Data from: Language structure is influenced by the number of speakers but seemingly not by the proportion of non-native speakers
Koplenig, Alexander (2019), Data from: Language structure is influenced by the number of speakers but seemingly not by the proportion of non-native speakers, Dryad, Dataset, https://doi.org/10.5061/dryad.g0m3b82
Large-scale empirical evidence indicates a fascinating statistical relationship between the estimated number of language users and its linguistic and statistical structure. In this context, the linguistic niche hypothesis argues that this relationship reflects a negative selection against morphological paradigms that are hard to learn for adults, since languages with a large number of speakers are assumed to be typically spoken and learned by greater proportions of adults. In this paper, this conjecture is tested empirically for more than 2,000 languages.
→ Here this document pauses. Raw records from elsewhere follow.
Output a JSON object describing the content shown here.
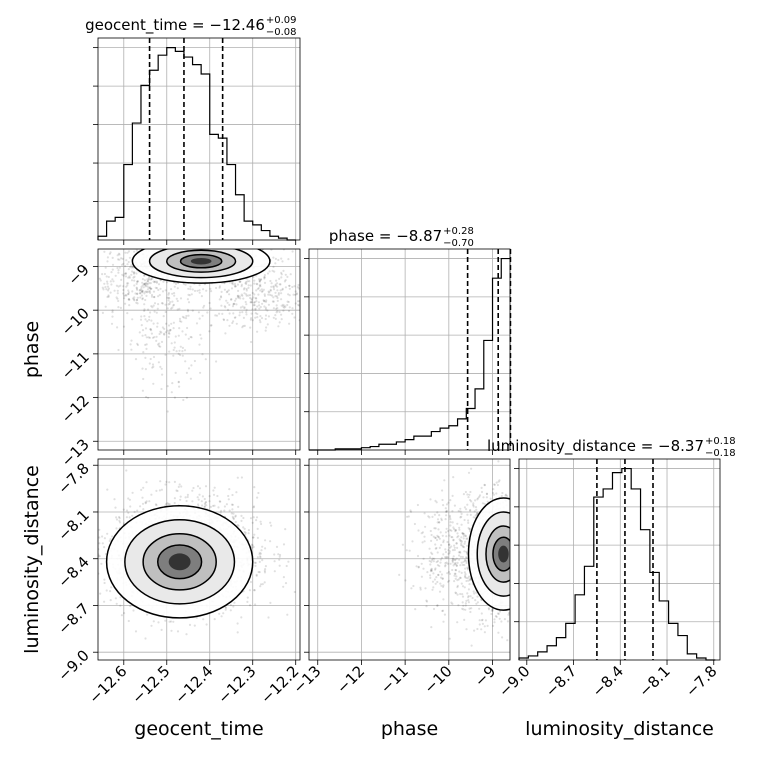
{
  "chart_data": {
    "type": "corner",
    "parameters": [
      "geocent_time",
      "phase",
      "luminosity_distance"
    ],
    "axis_labels": {
      "geocent_time": "geocent_time",
      "phase": "phase",
      "luminosity_distance": "luminosity_distance"
    },
    "ranges": {
      "geocent_time": [
        -12.66,
        -12.19
      ],
      "phase": [
        -13.2,
        -8.6
      ],
      "luminosity_distance": [
        -9.05,
        -7.76
      ]
    },
    "ticks": {
      "geocent_time": [
        -12.6,
        -12.5,
        -12.4,
        -12.3,
        -12.2
      ],
      "phase": [
        -13,
        -12,
        -11,
        -10,
        -9
      ],
      "luminosity_distance": [
        -9.0,
        -8.7,
        -8.4,
        -8.1,
        -7.8
      ]
    },
    "tick_labels": {
      "geocent_time": [
        "−12.6",
        "−12.5",
        "−12.4",
        "−12.3",
        "−12.2"
      ],
      "phase": [
        "−13",
        "−12",
        "−11",
        "−10",
        "−9"
      ],
      "luminosity_distance": [
        "−9.0",
        "−8.7",
        "−8.4",
        "−8.1",
        "−7.8"
      ]
    },
    "titles": {
      "geocent_time": {
        "base": "geocent_time = −12.46",
        "plus": "+0.09",
        "minus": "−0.08"
      },
      "phase": {
        "base": "phase = −8.87",
        "plus": "+0.28",
        "minus": "−0.70"
      },
      "luminosity_distance": {
        "base": "luminosity_distance = −8.37",
        "plus": "+0.18",
        "minus": "−0.18"
      }
    },
    "quantiles": {
      "geocent_time": [
        -12.54,
        -12.46,
        -12.37
      ],
      "phase": [
        -9.57,
        -8.87,
        -8.59
      ],
      "luminosity_distance": [
        -8.55,
        -8.37,
        -8.19
      ]
    },
    "histograms": {
      "geocent_time": {
        "edges": [
          -12.66,
          -12.64,
          -12.62,
          -12.6,
          -12.58,
          -12.56,
          -12.54,
          -12.52,
          -12.5,
          -12.48,
          -12.46,
          -12.44,
          -12.42,
          -12.4,
          -12.38,
          -12.36,
          -12.34,
          -12.32,
          -12.3,
          -12.28,
          -12.26,
          -12.24,
          -12.22,
          -12.2
        ],
        "counts": [
          2,
          10,
          12,
          40,
          62,
          82,
          90,
          98,
          102,
          100,
          97,
          93,
          88,
          56,
          54,
          40,
          24,
          10,
          8,
          5,
          2,
          1,
          0
        ]
      },
      "phase": {
        "edges": [
          -13.2,
          -13.0,
          -12.8,
          -12.6,
          -12.4,
          -12.2,
          -12.0,
          -11.8,
          -11.6,
          -11.4,
          -11.2,
          -11.0,
          -10.8,
          -10.6,
          -10.4,
          -10.2,
          -10.0,
          -9.8,
          -9.6,
          -9.4,
          -9.2,
          -9.0,
          -8.8,
          -8.6
        ],
        "counts": [
          0,
          0,
          0,
          1,
          1,
          1,
          2,
          3,
          5,
          5,
          7,
          9,
          12,
          12,
          16,
          19,
          21,
          27,
          36,
          53,
          95,
          149,
          166
        ]
      },
      "luminosity_distance": {
        "edges": [
          -9.05,
          -8.99,
          -8.93,
          -8.87,
          -8.81,
          -8.75,
          -8.69,
          -8.63,
          -8.57,
          -8.51,
          -8.45,
          -8.39,
          -8.33,
          -8.27,
          -8.21,
          -8.15,
          -8.09,
          -8.03,
          -7.97,
          -7.91,
          -7.85,
          -7.79
        ],
        "counts": [
          1,
          2,
          4,
          7,
          11,
          18,
          32,
          46,
          80,
          84,
          92,
          94,
          84,
          64,
          43,
          29,
          18,
          12,
          3,
          1,
          0
        ]
      }
    },
    "density_2d": [
      {
        "x": "geocent_time",
        "y": "phase",
        "peak": [
          -12.42,
          -8.88
        ],
        "blobs": [
          {
            "cx": -12.44,
            "cy": -8.9,
            "sx": 0.08,
            "sy": 0.25,
            "n": 900
          },
          {
            "cx": -12.56,
            "cy": -9.4,
            "sx": 0.05,
            "sy": 0.35,
            "n": 260
          },
          {
            "cx": -12.5,
            "cy": -10.6,
            "sx": 0.05,
            "sy": 0.7,
            "n": 200
          },
          {
            "cx": -12.28,
            "cy": -9.7,
            "sx": 0.07,
            "sy": 0.35,
            "n": 360
          }
        ]
      },
      {
        "x": "geocent_time",
        "y": "luminosity_distance",
        "peak": [
          -12.47,
          -8.42
        ],
        "blobs": [
          {
            "cx": -12.46,
            "cy": -8.37,
            "sx": 0.085,
            "sy": 0.18,
            "n": 2200
          }
        ]
      },
      {
        "x": "phase",
        "y": "luminosity_distance",
        "peak": [
          -8.75,
          -8.37
        ],
        "blobs": [
          {
            "cx": -8.7,
            "cy": -8.37,
            "sx": 0.4,
            "sy": 0.18,
            "n": 1200
          },
          {
            "cx": -9.6,
            "cy": -8.37,
            "sx": 0.6,
            "sy": 0.2,
            "n": 600
          }
        ]
      }
    ]
  }
}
The results question the idea of the impact of non-native speakers on the grammatical and statistical structure of languages, as it is demonstrated that the relative proportion of non-native speakers does not significantly correlate with neither morphological nor information-theoretic complexity. While it thus seems that large numbers of adult learners/speakers do not affect the (grammatical or statistical) structure of a language, the results suggest that there is indeed a relationship between the number of speakers and (especially) information-theoretic complexity, i.e. entropy rates. A potential explanation for the observed relationship is discussed.